The move comes as some of the leading tech companies are designing chips to handle the huge data-crunching demands of AI, reducing their need for Nvidia’s chips in the long term.
Nvidia chief executive Jensen Huang on Wednesday said the company had started to make its AI services available through the cloud platforms of groups including Google and Microsoft. Both of them are among the biggest buyers of Nvidia’s chips to train their AI models, while Google now also designs its own AI chips and Microsoft is widely expected to follow suit.

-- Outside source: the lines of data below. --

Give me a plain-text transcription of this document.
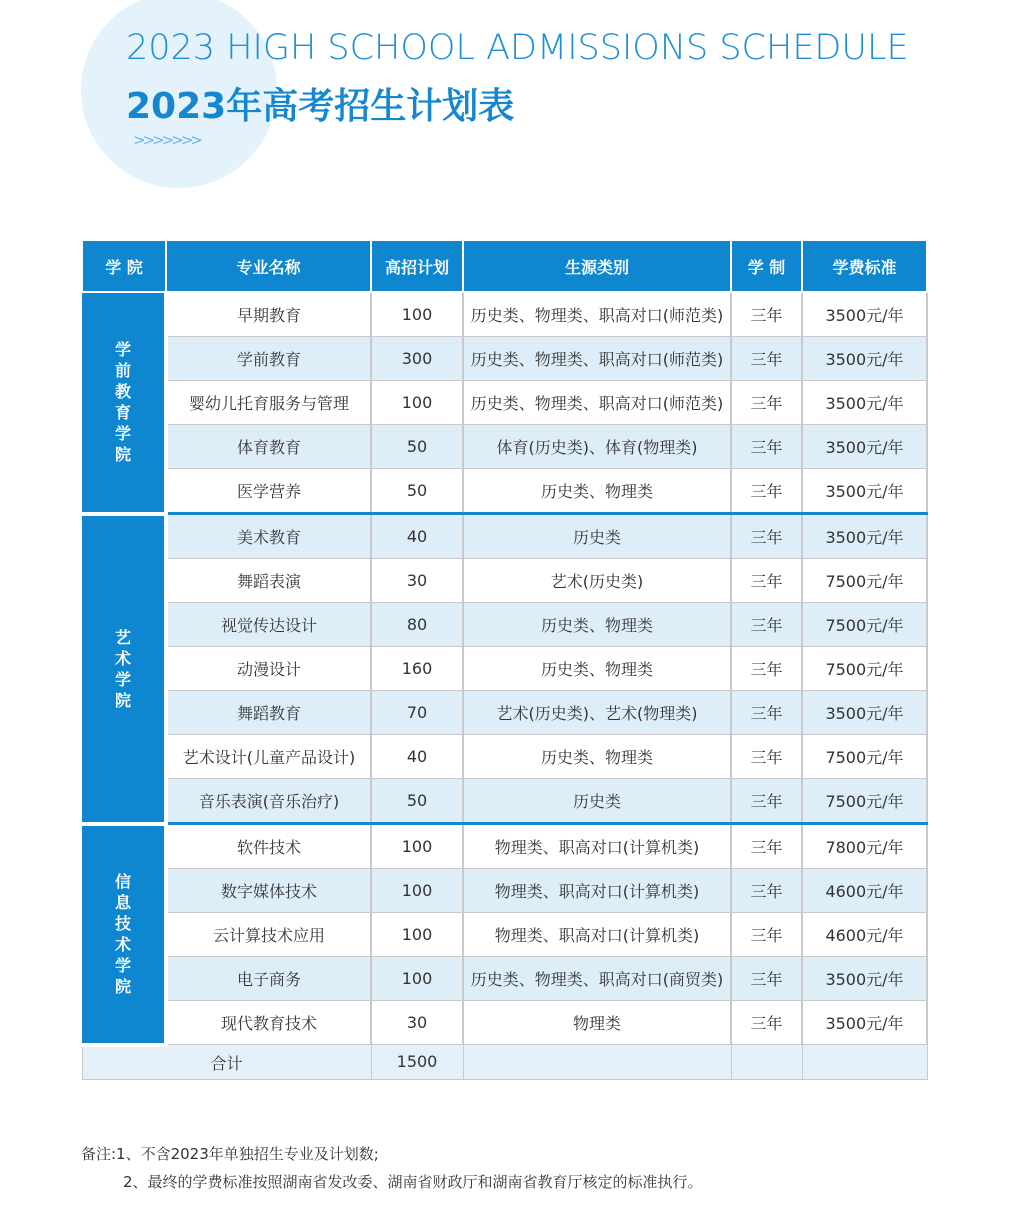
2023 HIGH SCHOOL ADMISSIONS SCHEDULE
2023年高考招生计划表
>>>>>>>
学 院	专业名称	高招计划	生源类别	学 制	学费标准
学前教育学院	早期教育	100	历史类、物理类、职高对口(师范类)	三年	3500元/年
	学前教育	300	历史类、物理类、职高对口(师范类)	三年	3500元/年
	婴幼儿托育服务与管理	100	历史类、物理类、职高对口(师范类)	三年	3500元/年
	体育教育	50	体育(历史类)、体育(物理类)	三年	3500元/年
	医学营养	50	历史类、物理类	三年	3500元/年
艺术学院	美术教育	40	历史类	三年	3500元/年
	舞蹈表演	30	艺术(历史类)	三年	7500元/年
	视觉传达设计	80	历史类、物理类	三年	7500元/年
	动漫设计	160	历史类、物理类	三年	7500元/年
	舞蹈教育	70	艺术(历史类)、艺术(物理类)	三年	3500元/年
	艺术设计(儿童产品设计)	40	历史类、物理类	三年	7500元/年
	音乐表演(音乐治疗)	50	历史类	三年	7500元/年
信息技术学院	软件技术	100	物理类、职高对口(计算机类)	三年	7800元/年
	数字媒体技术	100	物理类、职高对口(计算机类)	三年	4600元/年
	云计算技术应用	100	物理类、职高对口(计算机类)	三年	4600元/年
	电子商务	100	历史类、物理类、职高对口(商贸类)	三年	3500元/年
	现代教育技术	30	物理类	三年	3500元/年
合计		1500			
备注:1、不含2023年单独招生专业及计划数;
2、最终的学费标准按照湖南省发改委、湖南省财政厅和湖南省教育厅核定的标准执行。
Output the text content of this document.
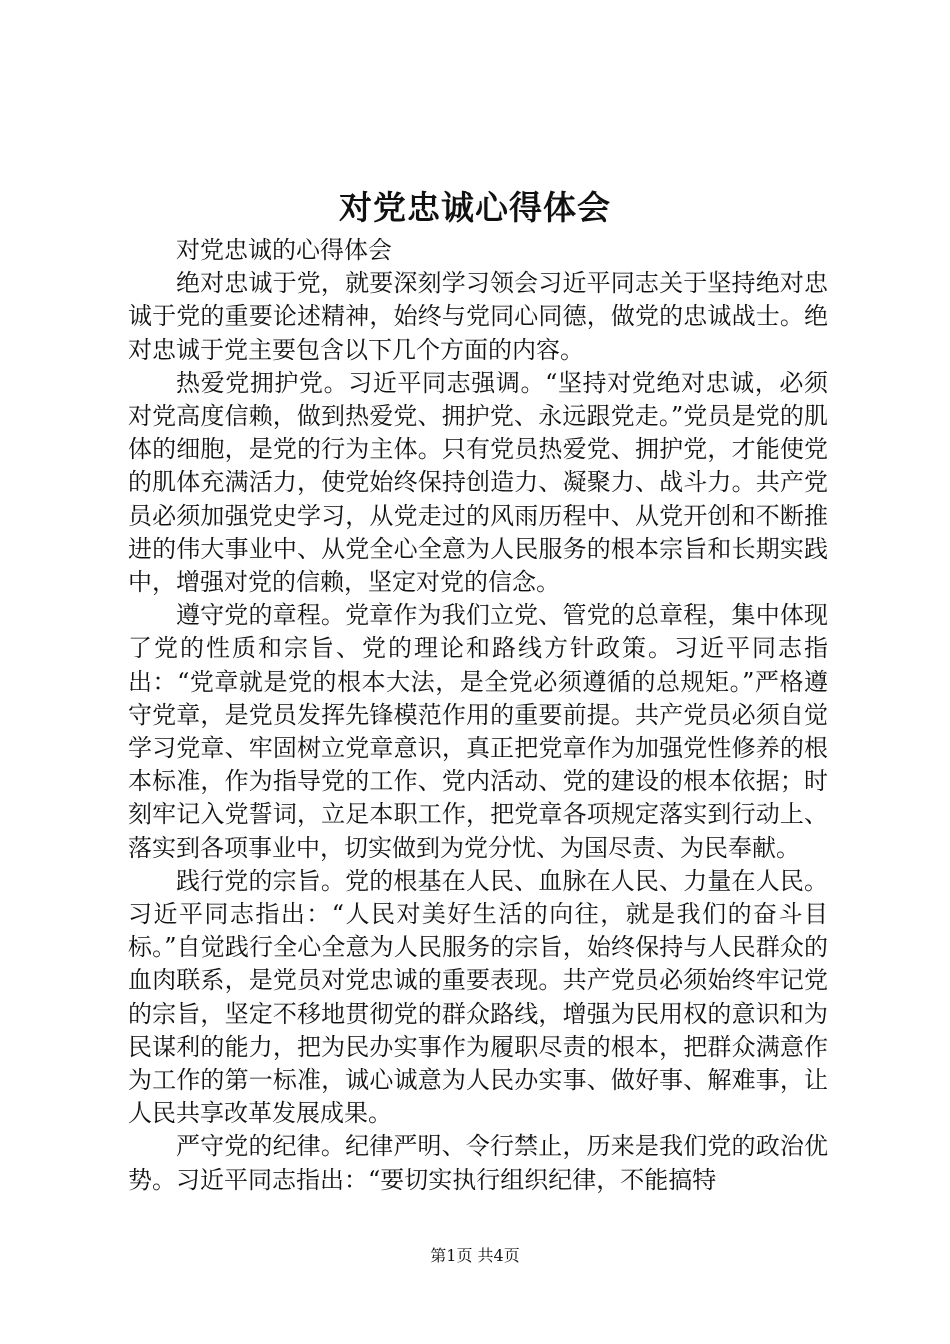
对党忠诚心得体会

对党忠诚的心得体会

绝对忠诚于党，就要深刻学习领会习近平同志关于坚持绝对忠诚于党的重要论述精神，始终与党同心同德，做党的忠诚战士。绝对忠诚于党主要包含以下几个方面的内容。

热爱党拥护党。习近平同志强调。“坚持对党绝对忠诚，必须对党高度信赖，做到热爱党、拥护党、永远跟党走。”党员是党的肌体的细胞，是党的行为主体。只有党员热爱党、拥护党，才能使党的肌体充满活力，使党始终保持创造力、凝聚力、战斗力。共产党员必须加强党史学习，从党走过的风雨历程中、从党开创和不断推进的伟大事业中、从党全心全意为人民服务的根本宗旨和长期实践中，增强对党的信赖，坚定对党的信念。

遵守党的章程。党章作为我们立党、管党的总章程，集中体现了党的性质和宗旨、党的理论和路线方针政策。习近平同志指出：“党章就是党的根本大法，是全党必须遵循的总规矩。”严格遵守党章，是党员发挥先锋模范作用的重要前提。共产党员必须自觉学习党章、牢固树立党章意识，真正把党章作为加强党性修养的根本标准，作为指导党的工作、党内活动、党的建设的根本依据；时刻牢记入党誓词，立足本职工作，把党章各项规定落实到行动上、落实到各项事业中，切实做到为党分忧、为国尽责、为民奉献。

践行党的宗旨。党的根基在人民、血脉在人民、力量在人民。习近平同志指出：“人民对美好生活的向往，就是我们的奋斗目标。”自觉践行全心全意为人民服务的宗旨，始终保持与人民群众的血肉联系，是党员对党忠诚的重要表现。共产党员必须始终牢记党的宗旨，坚定不移地贯彻党的群众路线，增强为民用权的意识和为民谋利的能力，把为民办实事作为履职尽责的根本，把群众满意作为工作的第一标准，诚心诚意为人民办实事、做好事、解难事，让人民共享改革发展成果。

严守党的纪律。纪律严明、令行禁止，历来是我们党的政治优势。习近平同志指出：“要切实执行组织纪律，不能搞特

第1页 共4页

The chipmaker has said its services, which include selling access to supercomputers to train AI models and supplying its own pre-trained large AI models, will soon generate “hundreds of millions of dollars” of revenue, opening up a new software business to add to its existing chip sales.
Nvidia’s increasingly complex relationship with its largest customers comes as generative AI services such as OpenAI’s ChatGPT have opened a big new market for AI chips. In a call with analysts to discuss Nvidia’s latest earnings on Wednesday, Huang said generative systems had brought an “inflection point” after a decade of work on artificial intelligence that has led a much wider range of companies to start experimenting with the technology.
Nvidia’s share price has taken off this year on hopes that its position as the largest supplier of the GPUs used to train large AI models will make it one of the biggest beneficiaries of generative AI. The shares jumped another 8 per cent in after-market trading on Wednesday, taking the gain this year to 54 per cent, after the company issued a forecast that suggested it was recovering from a downturn in its gaming business since the peak of the coronavirus pandemic.
The company said it expected revenue this quarter to reach $6.5bn, above the $6.2bn that Wall Street had been expecting, as it starts to bounce back from a sharp downturn in the second half of last year. Sales of graphics cards used for gaming fell 46 per cent in the latest quarter, to $1.83bn, but were still ahead of most forecasts.
For the final quarter of its latest financial year, Nvidia reported pro forma earnings of 88 cents per share and revenue of $6.05bn, compared to expectations of earnings of 81 cents a share and revenue of $6bn. A year before, it reported pro forma earnings of $1.32 per share and revenue of $7.64bn.